Proiiciamus iugum! El grito rebelde del hombre ha tocado fondo: lo que, desde Pío XII, se viene llamando «la pérdida del sentido del pecado».
Pero, ¿quiere decir esto que se quedarán sin yugo? No, se quedarán sin el yugo suave de Dios. Pero se someterán a otros. Y es que el hombre, una de dos, o se somete al yugo de la caridad o al yugo de la concupiscencia. San Agustín dice: Iugum Christi /ere nihil áliud quam pie vivere: el yugo de Cristo es la vida de piedad: pero la piedad, la oración, el trato con Dios, a muchos les cansa, les hastía, les resulta insoportable: ¡no están bajo el yugo de la caridad!: non amanti, iugum durum est: para el que no ama, el yugo de Cristo es pesado. Y surge la repulsa: proiiciamus iugum eius! Dirumpamus eius vincula!

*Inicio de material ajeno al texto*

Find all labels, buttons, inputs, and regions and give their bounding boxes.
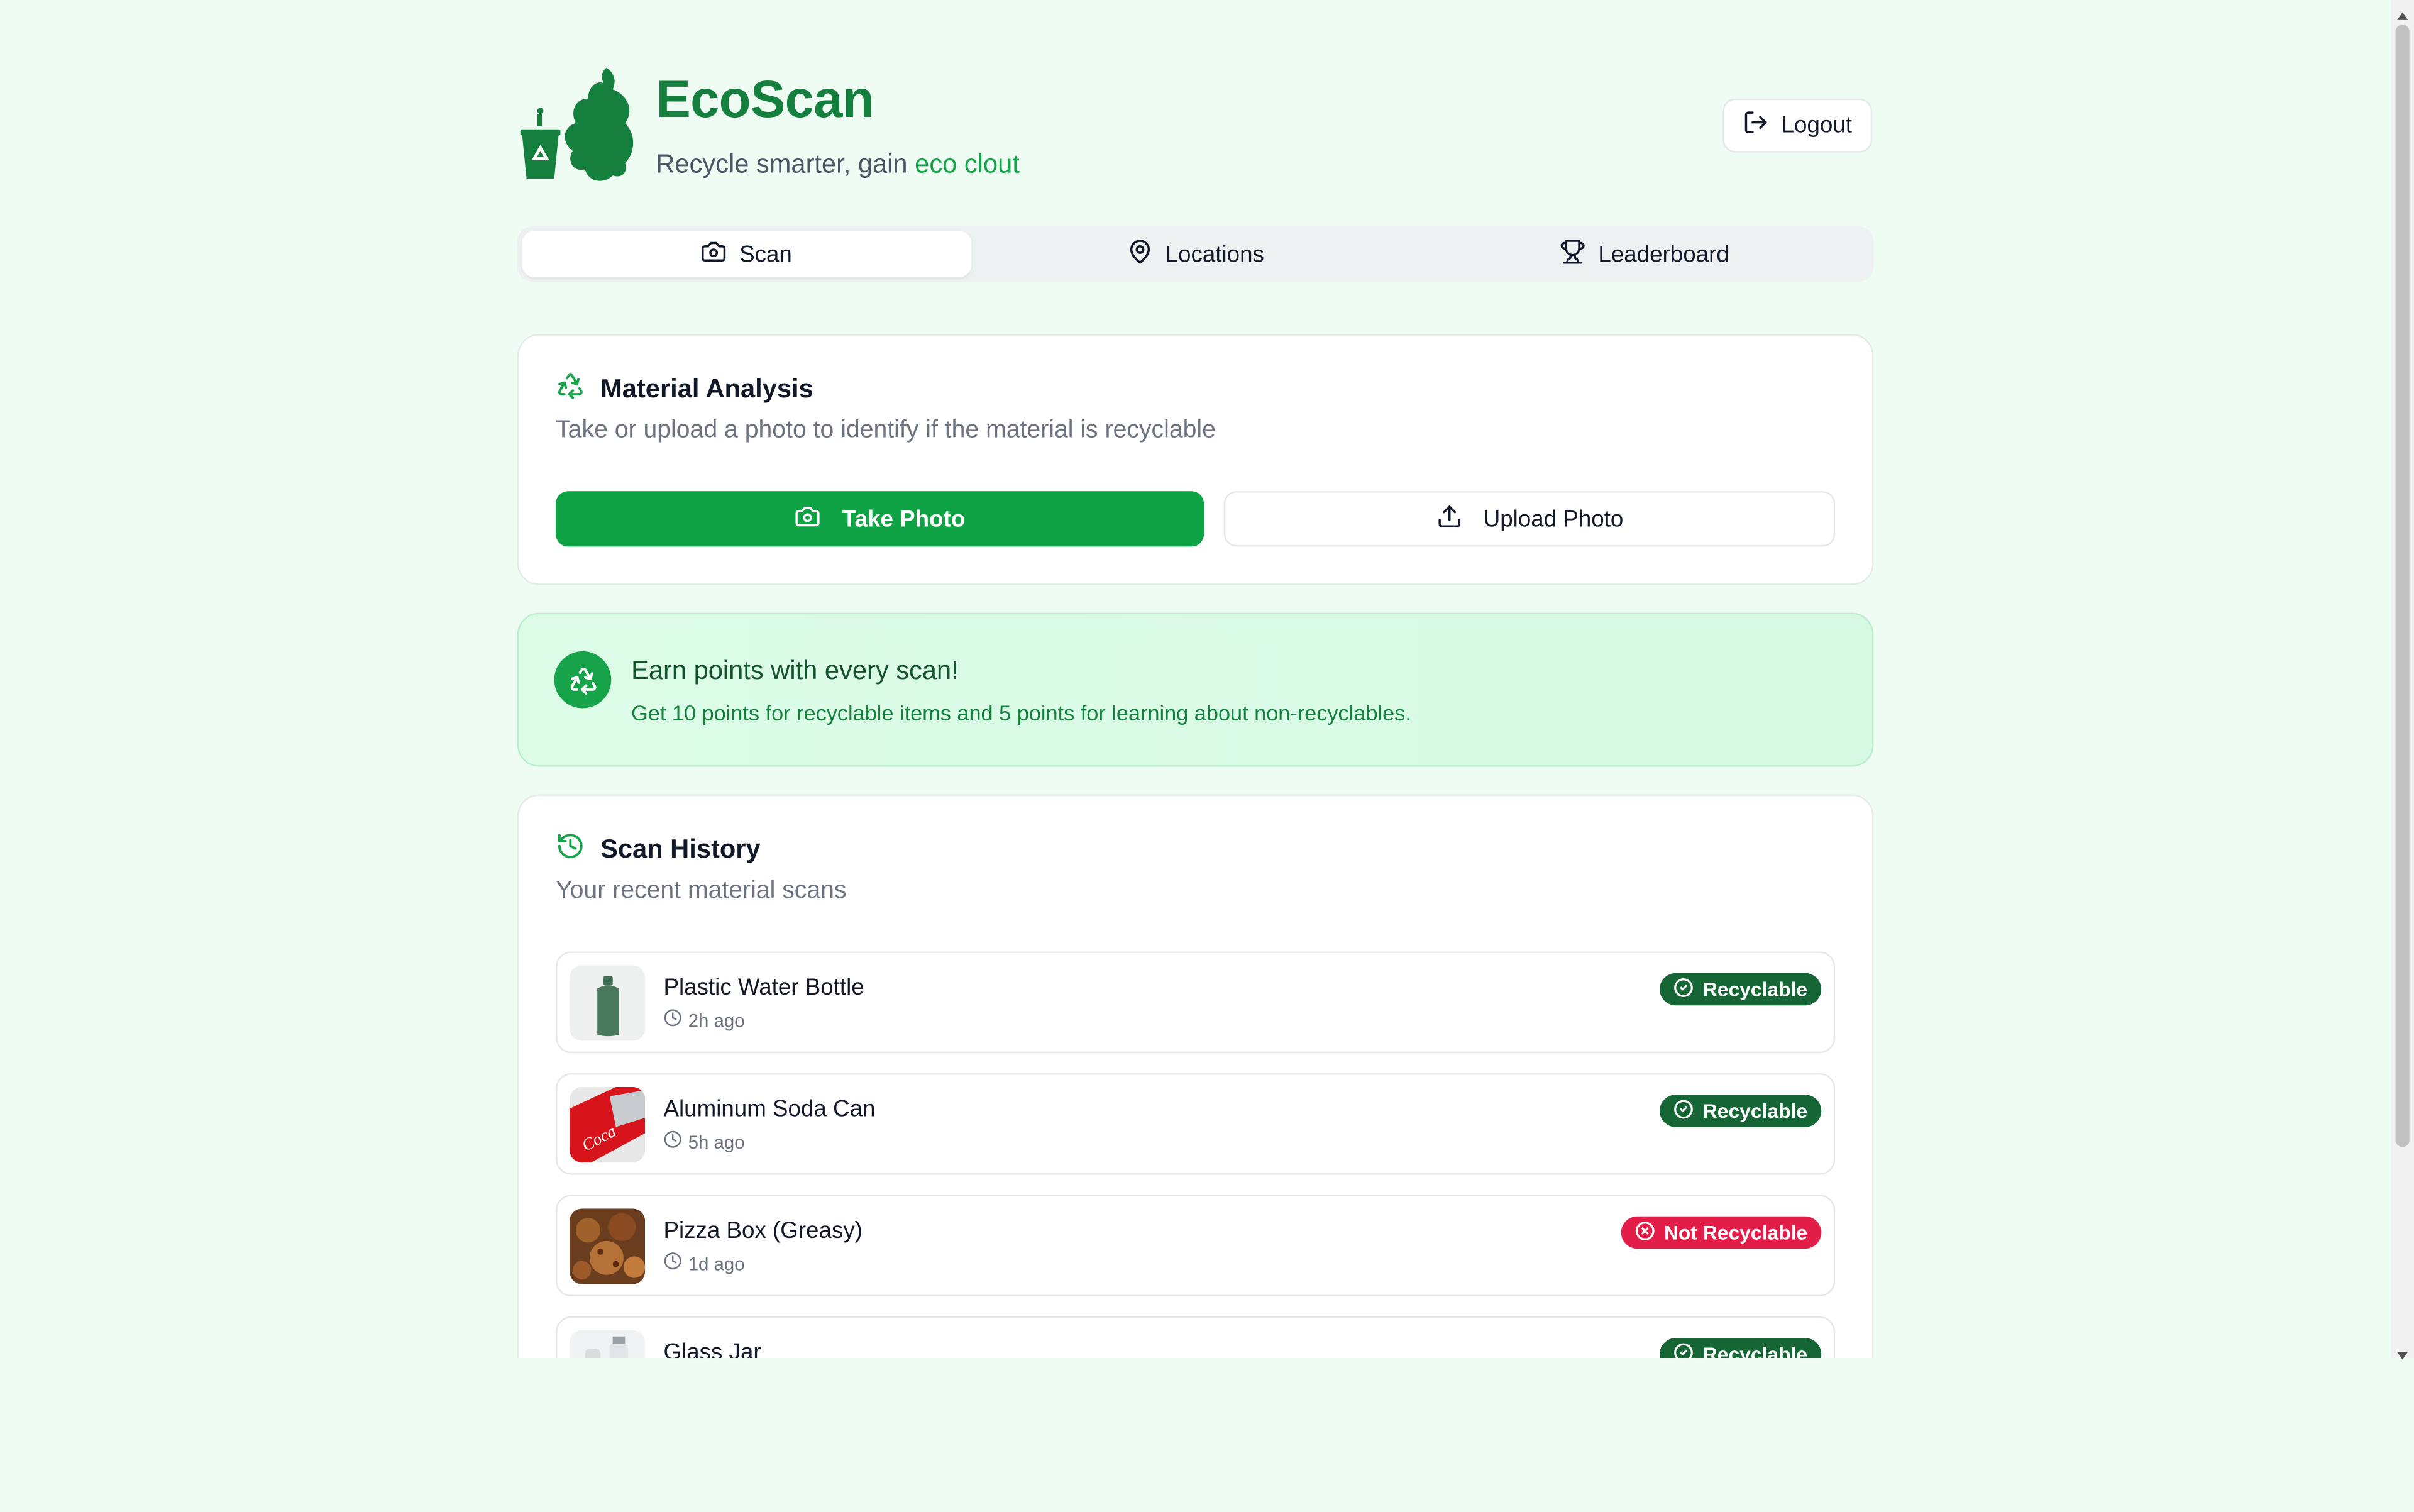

¡Esclavos! Nada más esclavos del pecado.
Es necesario desagraviar. No se puede estar en las nubes.
Por eso, «no seas tan ciego o tan atolondrado que dejes de rezar a María Inmaculada una jaculatoria siquiera cuando pases junto a los lugares donde sabes que se ofende a Cristo» (Camino, 269).